Nevertheless, monogramming is still popular and perhaps even more useful.
For old traditionalists, waking up in monogrammed bed linen provides a clue to their identity. For nontraditionalists, Miss Manners supposes that it provides a clue as to the identity of anyone else in the immediate vicinity. This is not a perfect system, as monograms on sheets and blanket covers on a well-made bed would be upside down from the point of view of the sleeper, but it is better than asking.
Monograms on silver have the advantages of enabling the owners to identify any wandering forks they might re-encounter at the police station or on the dinner table of a former guest. These should also happily remind one of the ancestor who bequeathed them, either to oneself or to the intermediary owner who turned them in for cash via the antiques market.
Kindly souls who wipe away the tears of others, and unkindly souls, who cause tears in others, should have monogrammed handkerchiefs to hand over. This brings some dash to a situation otherwise lacking it. It also creates an emotional sequel, as the easily identifiable handkerchief remains with the sufferer. Should it be returned (duly laundered) with apologies and gratitude, a lachrymose combination that could start the cycle again? Or should it be kept as a souvenir?

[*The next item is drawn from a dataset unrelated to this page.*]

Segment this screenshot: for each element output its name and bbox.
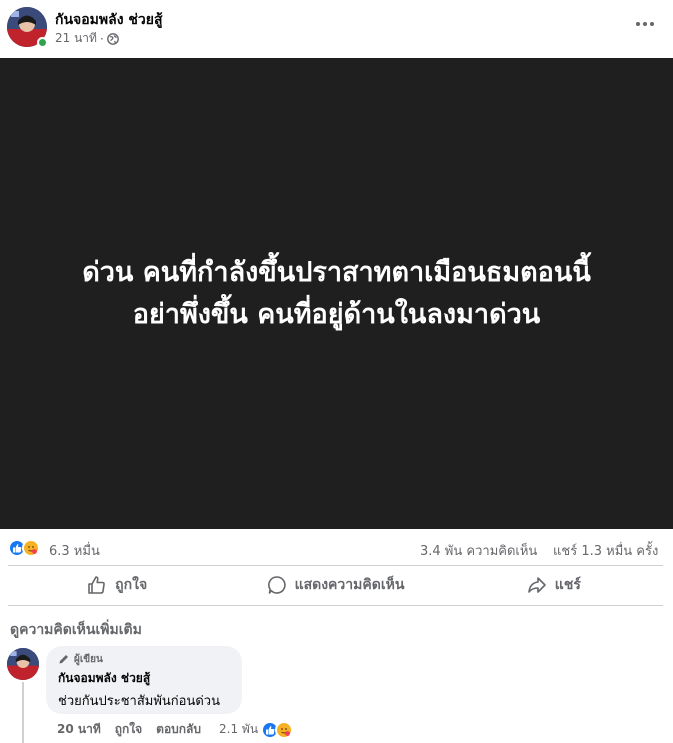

Other good candidates for monogramming are paper, shirts, luggage, towels, the linings of coats and apparently just about anything else that will hold still long enough. Miss Manners has seen catalogues offering monogrammed chewing gum containers.
Perhaps she should set some limits.
Shall we say that there should be no more than one set of monograms visible at a time? So if you monogram the towels, you don't monogram the bathmat and the shower curtain and trace your initials on the steamed-up bathroom mirror. And if you monogram your shirt cuffs, you can't also have monograms on the cufflinks.
Household linens may be monogrammed with the maiden initials of the lady of the house, a custom dating from premarital monogramming that serves equally well for serial marriages. Couples who are tempted to entwine their initials should try to get it out of their system by carving their names together on a tree.
The standard style has the initial of the surname in the middle and the given names on either side, but this should not be attempted by those who have four or more initials. It is equally correct to put the surname larger on the right with preceding initials in a tower to the left, or to crowd them all into a little block, or to pile them on top of one another as if you were typing them and the keys had jammed.
They don't even have to be easily decipherable. However, the look of long hairs disappearing down the drain is not a happy one.
DEAR MISS MANNERS: My older brother does not leave the house. He sleeps on the couch until after two in the afternoon. When he is awake, he finds it necessary to dominate anything that is going on. I find it impossible to find peace at home under these circumstances. I love my brother and do not want to be rude. What must I do?
GENTLE READER: Two things:
1. Refrain from saying, "Get a life!"
2. Help him get a life.
Miss Manners does not normally sully herself by digging around for root causes of rudeness. It would be pointless, as she doesn't accept them as excuses anyway. But even she recognizes that a young man who does nothing but stay home and nap is not a likely candidate for etiquette improvement.